BUSINESS

Worcester Regional Chamber of Commerce: Inclusionary zoning right move for housing in city

David Sullivan
Worcester Regional Chamber of Commerce

The Worcester Regional Chamber of Commerce is in support of inclusionary zoning, a requirement for new multifamily developments to build certain numbers of affordable units. The chamber supports the draft ordinance proposed by the city administration, and we believe that it will provide residents with affordable housing and developers with the necessary incentives and options to make it work for their project budgets.

Part of the ongoing public discussion with inclusionary zoning has circulated around mandating that multifamily developers only build affordable units for households earning 60% area median income or lower, as opposed to including both 60% AMI and 80% AMI together. Based on our research and conversations with stakeholders, we cannot support excluding households earning at the 80% AMI threshold from being able to benefit from this zoning.

The sliding scale method that the draft ordinance employs – 10% of units at 60% AMI or 15% of units at 80% AMI or some combination thereof – provides enough options for developers to make decisions according to the overall size of individual developments and the makeup of units with different numbers of bedrooms.

The fact that the city is either using HUD’s Fair Market Rents or the monthly cost that does not exceed 30% of the household’s income – whichever is lower – as the rent limit for both 60% and 80% AMI is a significant factor in ensuring both are viable options to construct. This effectively brings the developer’s revenue impact of constructing 60% AMI and 80% AMI much closer together. With this strategy, many different combinations of unit sizes and income levels are possible, and it brings 60% AMI into serious consideration for developers.

Because the city will set a limit at whichever rent is lower between the two rates, developers can elect to build a mix of both 60% and 80% AMI for their affordable housing requirement at the same exact cost as it would take to build all 80% AMI units. And for developers that get enough subsidies from local, state and federal sources, constructing all 60% AMI is possible as well.

As a result, we will likely see many developers opting to mix in both 60% and 80% AMI, and we are confident that the city administration will encourage developers, as will the chamber, to build at the lower AMI levels when it makes no difference to the project budget. This is the best path forward to ensure meaningful additions to housing at the 60% AMI level, since just 60% alone will take a much larger amount of subsidy citywide and will end up being a deterrent to development.

Excluding the 80% or lower AMI level prevents more than 10,000 low-income households in Worcester from being able to benefit.

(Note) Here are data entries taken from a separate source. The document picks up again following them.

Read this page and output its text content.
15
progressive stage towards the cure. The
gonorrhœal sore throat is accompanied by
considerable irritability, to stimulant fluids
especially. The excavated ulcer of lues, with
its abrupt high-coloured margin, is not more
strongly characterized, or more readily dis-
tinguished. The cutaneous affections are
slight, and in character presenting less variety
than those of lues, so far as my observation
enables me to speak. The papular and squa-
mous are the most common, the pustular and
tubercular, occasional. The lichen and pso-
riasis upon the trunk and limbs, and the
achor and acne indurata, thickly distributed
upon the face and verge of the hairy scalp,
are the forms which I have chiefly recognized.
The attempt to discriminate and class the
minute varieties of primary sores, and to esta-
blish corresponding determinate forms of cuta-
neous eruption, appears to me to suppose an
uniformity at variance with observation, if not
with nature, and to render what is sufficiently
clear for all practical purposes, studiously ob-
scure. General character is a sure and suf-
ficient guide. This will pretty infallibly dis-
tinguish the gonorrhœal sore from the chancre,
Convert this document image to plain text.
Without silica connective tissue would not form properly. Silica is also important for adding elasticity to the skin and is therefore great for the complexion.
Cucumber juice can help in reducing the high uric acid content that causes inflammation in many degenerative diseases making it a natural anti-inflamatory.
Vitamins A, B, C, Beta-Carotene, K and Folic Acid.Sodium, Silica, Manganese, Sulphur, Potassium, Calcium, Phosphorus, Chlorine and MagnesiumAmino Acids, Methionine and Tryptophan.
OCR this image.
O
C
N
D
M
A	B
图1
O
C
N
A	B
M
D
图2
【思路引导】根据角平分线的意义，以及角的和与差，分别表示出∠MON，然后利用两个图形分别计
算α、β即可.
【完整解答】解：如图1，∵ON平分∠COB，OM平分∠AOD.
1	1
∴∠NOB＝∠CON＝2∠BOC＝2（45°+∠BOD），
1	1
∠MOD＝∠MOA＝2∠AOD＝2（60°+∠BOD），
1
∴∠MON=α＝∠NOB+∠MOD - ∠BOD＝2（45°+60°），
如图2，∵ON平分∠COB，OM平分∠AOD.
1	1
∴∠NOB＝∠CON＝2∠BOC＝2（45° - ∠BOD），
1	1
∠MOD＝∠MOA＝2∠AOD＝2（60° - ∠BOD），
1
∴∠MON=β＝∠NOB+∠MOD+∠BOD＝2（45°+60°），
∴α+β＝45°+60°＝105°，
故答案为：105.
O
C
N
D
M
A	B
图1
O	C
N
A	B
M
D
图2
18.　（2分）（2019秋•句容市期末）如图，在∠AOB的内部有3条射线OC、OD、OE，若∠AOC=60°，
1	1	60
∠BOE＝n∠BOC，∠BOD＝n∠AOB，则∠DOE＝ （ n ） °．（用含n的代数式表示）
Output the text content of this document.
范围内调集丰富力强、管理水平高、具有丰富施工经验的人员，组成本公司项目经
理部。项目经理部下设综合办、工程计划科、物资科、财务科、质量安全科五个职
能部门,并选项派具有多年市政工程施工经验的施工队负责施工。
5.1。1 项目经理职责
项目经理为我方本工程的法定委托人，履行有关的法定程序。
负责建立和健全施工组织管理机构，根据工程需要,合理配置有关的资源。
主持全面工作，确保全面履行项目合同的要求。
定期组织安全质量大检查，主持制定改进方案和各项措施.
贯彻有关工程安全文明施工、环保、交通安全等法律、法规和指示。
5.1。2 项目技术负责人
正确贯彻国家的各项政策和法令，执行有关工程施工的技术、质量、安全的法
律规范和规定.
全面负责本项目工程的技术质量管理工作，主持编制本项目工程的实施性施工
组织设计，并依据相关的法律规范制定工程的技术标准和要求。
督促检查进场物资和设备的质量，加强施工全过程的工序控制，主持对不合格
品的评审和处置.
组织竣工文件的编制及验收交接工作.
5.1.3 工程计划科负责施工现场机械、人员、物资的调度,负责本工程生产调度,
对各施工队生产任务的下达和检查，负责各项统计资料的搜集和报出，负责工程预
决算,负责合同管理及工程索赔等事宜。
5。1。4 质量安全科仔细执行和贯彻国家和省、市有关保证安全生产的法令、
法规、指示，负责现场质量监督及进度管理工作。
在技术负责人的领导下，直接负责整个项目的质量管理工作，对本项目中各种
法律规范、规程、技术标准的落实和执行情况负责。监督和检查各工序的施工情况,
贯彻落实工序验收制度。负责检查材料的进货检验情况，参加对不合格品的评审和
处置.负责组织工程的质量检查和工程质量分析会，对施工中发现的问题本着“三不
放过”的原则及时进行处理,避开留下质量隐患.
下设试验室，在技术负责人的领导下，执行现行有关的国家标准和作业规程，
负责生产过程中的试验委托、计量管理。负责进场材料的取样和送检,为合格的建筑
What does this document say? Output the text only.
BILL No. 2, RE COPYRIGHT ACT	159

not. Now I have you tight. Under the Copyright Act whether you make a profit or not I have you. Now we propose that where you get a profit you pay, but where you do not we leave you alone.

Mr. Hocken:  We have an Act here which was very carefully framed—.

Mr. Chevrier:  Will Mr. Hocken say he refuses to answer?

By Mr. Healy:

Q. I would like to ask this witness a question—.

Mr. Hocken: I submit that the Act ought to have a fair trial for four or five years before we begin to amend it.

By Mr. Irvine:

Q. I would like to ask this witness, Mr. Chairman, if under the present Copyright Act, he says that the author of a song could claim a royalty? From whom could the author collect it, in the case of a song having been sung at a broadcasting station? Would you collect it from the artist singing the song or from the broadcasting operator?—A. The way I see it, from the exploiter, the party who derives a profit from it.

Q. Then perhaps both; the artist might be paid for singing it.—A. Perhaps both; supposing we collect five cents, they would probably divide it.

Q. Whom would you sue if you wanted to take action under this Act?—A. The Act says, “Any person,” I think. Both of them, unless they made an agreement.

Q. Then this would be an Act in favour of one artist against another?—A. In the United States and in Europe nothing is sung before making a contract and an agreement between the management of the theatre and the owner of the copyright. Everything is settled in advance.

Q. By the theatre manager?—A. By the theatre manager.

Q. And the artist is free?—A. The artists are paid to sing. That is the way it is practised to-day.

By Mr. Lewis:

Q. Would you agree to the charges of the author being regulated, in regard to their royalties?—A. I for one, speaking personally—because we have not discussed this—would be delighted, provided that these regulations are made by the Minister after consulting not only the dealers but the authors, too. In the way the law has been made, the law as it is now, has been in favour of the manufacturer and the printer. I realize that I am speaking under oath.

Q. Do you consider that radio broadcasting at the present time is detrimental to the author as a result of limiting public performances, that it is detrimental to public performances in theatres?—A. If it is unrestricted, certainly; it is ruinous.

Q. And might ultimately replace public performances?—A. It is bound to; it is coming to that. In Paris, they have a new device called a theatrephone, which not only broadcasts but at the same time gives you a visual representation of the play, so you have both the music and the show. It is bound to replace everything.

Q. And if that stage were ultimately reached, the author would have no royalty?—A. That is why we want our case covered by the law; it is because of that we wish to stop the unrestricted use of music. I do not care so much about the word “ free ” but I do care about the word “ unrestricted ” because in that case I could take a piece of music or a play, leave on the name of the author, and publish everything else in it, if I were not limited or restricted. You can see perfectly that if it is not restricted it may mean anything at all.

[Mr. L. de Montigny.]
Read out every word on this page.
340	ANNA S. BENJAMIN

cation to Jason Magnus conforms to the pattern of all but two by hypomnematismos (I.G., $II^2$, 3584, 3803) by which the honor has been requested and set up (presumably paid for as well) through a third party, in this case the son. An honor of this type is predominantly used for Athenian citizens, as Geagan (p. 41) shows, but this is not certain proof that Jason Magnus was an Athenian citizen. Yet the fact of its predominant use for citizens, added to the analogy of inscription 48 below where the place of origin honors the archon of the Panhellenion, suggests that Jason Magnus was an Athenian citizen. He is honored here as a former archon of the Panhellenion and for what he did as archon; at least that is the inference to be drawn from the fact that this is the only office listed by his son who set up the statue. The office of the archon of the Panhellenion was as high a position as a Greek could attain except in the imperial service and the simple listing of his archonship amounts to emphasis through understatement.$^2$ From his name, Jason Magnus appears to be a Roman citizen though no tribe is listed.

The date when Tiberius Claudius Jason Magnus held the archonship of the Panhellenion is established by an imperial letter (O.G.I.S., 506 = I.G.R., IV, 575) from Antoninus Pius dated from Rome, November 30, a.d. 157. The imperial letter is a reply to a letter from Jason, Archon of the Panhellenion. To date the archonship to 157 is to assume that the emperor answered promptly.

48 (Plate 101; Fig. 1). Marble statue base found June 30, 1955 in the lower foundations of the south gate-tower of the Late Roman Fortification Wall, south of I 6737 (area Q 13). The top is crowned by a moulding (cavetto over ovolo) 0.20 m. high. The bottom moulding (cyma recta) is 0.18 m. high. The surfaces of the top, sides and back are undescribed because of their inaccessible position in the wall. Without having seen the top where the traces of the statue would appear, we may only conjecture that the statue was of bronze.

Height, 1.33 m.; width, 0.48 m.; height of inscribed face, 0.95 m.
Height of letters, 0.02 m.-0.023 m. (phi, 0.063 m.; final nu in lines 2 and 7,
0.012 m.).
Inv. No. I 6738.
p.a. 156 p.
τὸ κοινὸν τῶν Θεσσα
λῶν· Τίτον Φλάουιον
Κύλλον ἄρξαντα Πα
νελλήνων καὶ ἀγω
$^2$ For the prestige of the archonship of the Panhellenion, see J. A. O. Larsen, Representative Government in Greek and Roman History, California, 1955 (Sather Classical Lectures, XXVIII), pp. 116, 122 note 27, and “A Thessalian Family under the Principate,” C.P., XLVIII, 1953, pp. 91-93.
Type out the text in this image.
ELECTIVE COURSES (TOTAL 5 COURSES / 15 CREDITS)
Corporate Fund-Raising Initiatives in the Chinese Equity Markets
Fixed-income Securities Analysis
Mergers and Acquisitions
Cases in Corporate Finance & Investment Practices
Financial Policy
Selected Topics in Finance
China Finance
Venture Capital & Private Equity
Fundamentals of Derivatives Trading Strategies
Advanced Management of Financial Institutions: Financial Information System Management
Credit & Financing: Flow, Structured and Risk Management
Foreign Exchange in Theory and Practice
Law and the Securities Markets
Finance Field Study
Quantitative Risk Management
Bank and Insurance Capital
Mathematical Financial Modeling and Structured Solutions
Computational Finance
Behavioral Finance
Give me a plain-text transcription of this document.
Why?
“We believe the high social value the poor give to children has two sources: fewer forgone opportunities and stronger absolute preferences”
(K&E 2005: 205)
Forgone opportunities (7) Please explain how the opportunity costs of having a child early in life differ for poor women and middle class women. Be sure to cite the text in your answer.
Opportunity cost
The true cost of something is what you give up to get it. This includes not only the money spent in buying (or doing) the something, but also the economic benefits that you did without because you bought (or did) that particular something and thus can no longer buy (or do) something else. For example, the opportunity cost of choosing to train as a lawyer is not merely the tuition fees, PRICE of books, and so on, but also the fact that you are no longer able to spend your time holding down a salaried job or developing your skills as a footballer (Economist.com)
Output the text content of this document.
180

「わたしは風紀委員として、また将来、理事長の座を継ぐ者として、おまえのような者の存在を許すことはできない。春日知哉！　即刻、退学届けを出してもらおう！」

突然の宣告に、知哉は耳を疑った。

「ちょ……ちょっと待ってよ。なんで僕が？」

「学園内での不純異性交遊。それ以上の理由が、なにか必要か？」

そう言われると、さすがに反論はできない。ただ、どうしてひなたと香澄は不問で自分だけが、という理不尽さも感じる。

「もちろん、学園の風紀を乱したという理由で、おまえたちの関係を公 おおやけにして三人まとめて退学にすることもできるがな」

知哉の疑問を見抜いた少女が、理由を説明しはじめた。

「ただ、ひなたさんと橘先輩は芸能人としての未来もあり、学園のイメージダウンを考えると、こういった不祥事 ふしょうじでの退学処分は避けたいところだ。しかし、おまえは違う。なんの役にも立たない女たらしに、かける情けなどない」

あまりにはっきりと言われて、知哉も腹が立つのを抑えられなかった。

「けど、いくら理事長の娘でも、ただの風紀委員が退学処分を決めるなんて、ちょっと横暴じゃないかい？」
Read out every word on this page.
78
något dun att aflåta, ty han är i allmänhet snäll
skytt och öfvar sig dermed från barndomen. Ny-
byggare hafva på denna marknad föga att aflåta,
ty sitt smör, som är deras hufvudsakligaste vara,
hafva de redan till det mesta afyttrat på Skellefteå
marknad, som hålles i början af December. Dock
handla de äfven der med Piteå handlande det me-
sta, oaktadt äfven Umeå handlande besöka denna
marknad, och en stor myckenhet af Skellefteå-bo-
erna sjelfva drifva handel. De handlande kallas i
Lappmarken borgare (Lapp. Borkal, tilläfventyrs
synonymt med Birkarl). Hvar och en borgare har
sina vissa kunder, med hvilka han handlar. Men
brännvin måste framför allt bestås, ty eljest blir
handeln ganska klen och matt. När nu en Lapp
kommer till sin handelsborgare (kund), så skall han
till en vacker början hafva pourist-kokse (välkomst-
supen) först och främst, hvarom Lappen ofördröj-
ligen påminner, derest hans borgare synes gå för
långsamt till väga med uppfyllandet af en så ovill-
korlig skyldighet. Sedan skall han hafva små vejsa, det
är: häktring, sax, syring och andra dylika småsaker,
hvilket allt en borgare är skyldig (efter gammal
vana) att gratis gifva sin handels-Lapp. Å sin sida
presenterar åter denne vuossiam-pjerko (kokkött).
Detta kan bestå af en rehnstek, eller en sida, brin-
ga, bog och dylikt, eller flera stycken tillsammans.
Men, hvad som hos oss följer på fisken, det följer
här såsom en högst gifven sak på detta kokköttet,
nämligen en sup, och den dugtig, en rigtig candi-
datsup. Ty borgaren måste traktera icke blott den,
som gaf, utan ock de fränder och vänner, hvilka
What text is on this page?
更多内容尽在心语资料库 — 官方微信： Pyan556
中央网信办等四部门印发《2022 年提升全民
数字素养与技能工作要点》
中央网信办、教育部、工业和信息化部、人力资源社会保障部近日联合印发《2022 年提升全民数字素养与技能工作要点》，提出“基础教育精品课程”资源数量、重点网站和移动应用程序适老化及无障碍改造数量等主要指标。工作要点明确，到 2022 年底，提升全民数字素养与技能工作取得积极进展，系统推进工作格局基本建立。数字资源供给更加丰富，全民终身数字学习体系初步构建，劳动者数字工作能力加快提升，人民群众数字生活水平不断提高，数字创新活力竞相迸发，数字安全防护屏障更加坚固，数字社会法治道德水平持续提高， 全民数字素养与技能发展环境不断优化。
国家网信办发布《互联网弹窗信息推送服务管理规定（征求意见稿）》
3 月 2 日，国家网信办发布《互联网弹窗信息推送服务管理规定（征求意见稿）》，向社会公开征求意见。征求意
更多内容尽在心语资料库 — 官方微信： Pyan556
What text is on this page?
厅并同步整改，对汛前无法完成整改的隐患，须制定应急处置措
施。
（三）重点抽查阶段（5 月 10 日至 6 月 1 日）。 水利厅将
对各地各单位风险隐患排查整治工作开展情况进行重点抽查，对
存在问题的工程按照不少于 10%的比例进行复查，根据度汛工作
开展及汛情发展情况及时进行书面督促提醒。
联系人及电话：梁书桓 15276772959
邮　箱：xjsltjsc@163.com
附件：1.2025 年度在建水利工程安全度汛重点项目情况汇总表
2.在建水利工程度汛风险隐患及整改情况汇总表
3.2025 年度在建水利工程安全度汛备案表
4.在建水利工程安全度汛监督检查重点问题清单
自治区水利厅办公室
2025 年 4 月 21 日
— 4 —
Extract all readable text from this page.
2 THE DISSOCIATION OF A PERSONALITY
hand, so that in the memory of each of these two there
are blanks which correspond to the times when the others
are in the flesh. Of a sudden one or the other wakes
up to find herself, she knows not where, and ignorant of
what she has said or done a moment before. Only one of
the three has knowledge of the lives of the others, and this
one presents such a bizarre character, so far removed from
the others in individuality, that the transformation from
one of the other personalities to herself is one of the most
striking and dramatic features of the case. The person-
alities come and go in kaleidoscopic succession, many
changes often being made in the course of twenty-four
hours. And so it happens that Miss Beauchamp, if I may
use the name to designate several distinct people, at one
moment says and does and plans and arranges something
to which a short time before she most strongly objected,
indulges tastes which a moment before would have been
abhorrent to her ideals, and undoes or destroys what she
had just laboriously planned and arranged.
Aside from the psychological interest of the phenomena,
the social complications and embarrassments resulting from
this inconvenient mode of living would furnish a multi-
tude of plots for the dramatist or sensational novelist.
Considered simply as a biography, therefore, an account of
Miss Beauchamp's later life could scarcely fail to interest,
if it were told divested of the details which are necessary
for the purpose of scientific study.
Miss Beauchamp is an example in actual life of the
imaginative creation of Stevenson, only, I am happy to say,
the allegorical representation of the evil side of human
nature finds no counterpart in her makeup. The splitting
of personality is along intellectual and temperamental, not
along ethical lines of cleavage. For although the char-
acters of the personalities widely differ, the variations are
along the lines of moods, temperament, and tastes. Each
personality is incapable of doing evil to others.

Crucial occupations for our economy and community such as health care assistants, mechanics, transportation workers, social workers, health care social workers, guidance counselors and others all earn within this level of AMI.

It is also important to note that every new development will require some type of subsidy to accommodate the required affordable housing’s impact on their project budget. Lenders and equity investors will not fund projects that are not financially feasible, so even if developers wanted to be in Worcester, they would not be able to build here without significant taxpayer-funded subsidies. Incentives and zoning relief can offset some of the costs, but not all. Zoning relief measures, such as easing dimensional and parking requirements, can only go so far.

Inclusionary zoning has the illusion of being free to the taxpayer. But publicly funded subsidies are required for below-market affordable housing, especially with construction costs and interest rates seeing the highest increases in decades.

Even some market-rate developments in Worcester require subsidies to make them possible. Just as an example, the two largest underway multifamily developments in Worcester, the ones being constructed by Madison Properties and Wood Partners, both have tax increment exemption agreements with the city and are accessing state-level tax credits. This program is referred to as the Housing Development Incentive Program, a state subsidy for market-rate development in gateway cities like Worcester where rents are far below the Boston area’s rents.

Tax increment exemption agreements, however, are not applicable for every project. Housing Development Incentive Program tax credit allocations for this program are completely backlogged due to a lack of funding, with $57 million worth of credits waiting for years to be allocated to developers. The Chamber has advocated and worked with legislators to try and fully fund the Housing Development Incentive Program, but the program’s inability to provide subsidy is something to consider for inclusionary zoning.

To effectively combat Worcester’s housing crisis, the primary objective should be to build more housing in general. Worcester only constructed 10,000 units of housing for 25,000 new residents in the last decade.

And currently, out of the 75 most populous metro areas in the United States, the Worcester area has the eighth lowest rental housing vacancy rate. This is driving our affordability issues.

Production of new housing will alleviate upward price pressures, improve the quality of housing, and – when combined with investments in rental assistance and first-time homeownership – can help lower-income households that are facing unthinkable circumstances like displacement.

While inclusionary zoning can be a great complementary tool, it has to be employed the right way to actually provide meaningfully affordable housing opportunities. The city’s draft ordinance, created using input from other municipalities with inclusionary zoning, subject matter experts, researchers, and community members, is how we successfully implement inclusionary zoning.

David Sullivan is director of economic development and business recruitment at the Worcester Regional Chamber of Commerce.